Они беседовали в письмах о Шпенглере и Шелере, книги которых он прислал ей в подарок ко дню рождения: "Знаешь, под этой повсеместно признанной большой философией Шелера есть в нем что-то, что побуждает его к столь же неистовому поиску спасения, как тебя", — отзывалась она, попутно сообщая, что Макс Шелер, автор знаменитого "Положения человека в космосе", стал завсегдатаем ее геттингенского домика. А к Пасхе Райнер всегда посылал в ее "протянутые ладонями вверх руки" свои новые стихи. Лу искренне сознавалась, что она всегда немного завидовала этому необъяснимому чудотворчеству Рильке — способности спасать себя стихами от терзавших его "демонов" тоски и страхов. "Тебе должно было в этом повезти, потому что в тебе абсолютно все претворяется в образ. Перед тобой одно откровение, и этому нет конца". Шутливо сетуя на то, что судьба обделила ее столь целительным даром и она вынуждена искать спасения в психоанализе, Лу тем не менее в 1912 году всерьез отговорила Райнера от намерения пройти курс у аналитика. Риск оставить за врачебным порогом не только свои проблемы, но и спонтанные всплески вдохновения казался ей неоправданным. Для поэта разлад с самим собой является неизбежной жертвой Молоху творчества. В результате этих обсуждений Рильке так и не довел до конца переговоры с уже было найденным врачом. Но всего лишь месяц спустя, словно подтверждая прогнозы Лу, под его пером начали рождаться "Дуинские элегии".

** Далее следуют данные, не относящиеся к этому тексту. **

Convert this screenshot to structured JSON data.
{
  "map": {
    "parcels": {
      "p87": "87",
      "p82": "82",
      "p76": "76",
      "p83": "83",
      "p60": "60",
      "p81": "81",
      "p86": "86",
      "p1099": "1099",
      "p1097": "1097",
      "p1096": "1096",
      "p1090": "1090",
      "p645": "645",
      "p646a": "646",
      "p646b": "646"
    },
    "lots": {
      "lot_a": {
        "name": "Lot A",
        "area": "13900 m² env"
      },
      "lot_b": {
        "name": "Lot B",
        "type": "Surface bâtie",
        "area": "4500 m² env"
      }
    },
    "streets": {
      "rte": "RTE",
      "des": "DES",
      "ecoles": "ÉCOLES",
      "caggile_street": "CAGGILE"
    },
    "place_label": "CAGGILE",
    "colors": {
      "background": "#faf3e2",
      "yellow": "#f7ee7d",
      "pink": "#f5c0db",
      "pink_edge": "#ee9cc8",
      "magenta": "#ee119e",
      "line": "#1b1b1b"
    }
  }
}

Однако Лу была известна еще одна тайна исцеления — кроме стихов. Она называла ее переломом. "Твое тело знает об этом переломе даже еще раньше, чем Ты сам, — тем знанием, которым обладает только тело — так бесконечно верно и непосредственно, что может на некоторое время даже войти в новое противоречие с душой. Знаешь, как это можно распознать? По глазам — по ним, которые выхватывают из тысяч очертаний один-единственный образ, который "еще не любили", потому что они жаждут любить, ломают отведенные природой границы (припоминаешь, что Ты когда-то мне об этом рассказывал?) и — одним взглядом вступают в брак.
И не только в поэтическом смысле, но и в том прямом, телесном смысле, вплоть до волнения в крови: возбужденная кровь ударяет в глаза, принося боль и напряжение, как если бы хотела в замешательстве превратить их в очаг плоти, в котором скрыто телесное чудо оплодотворения.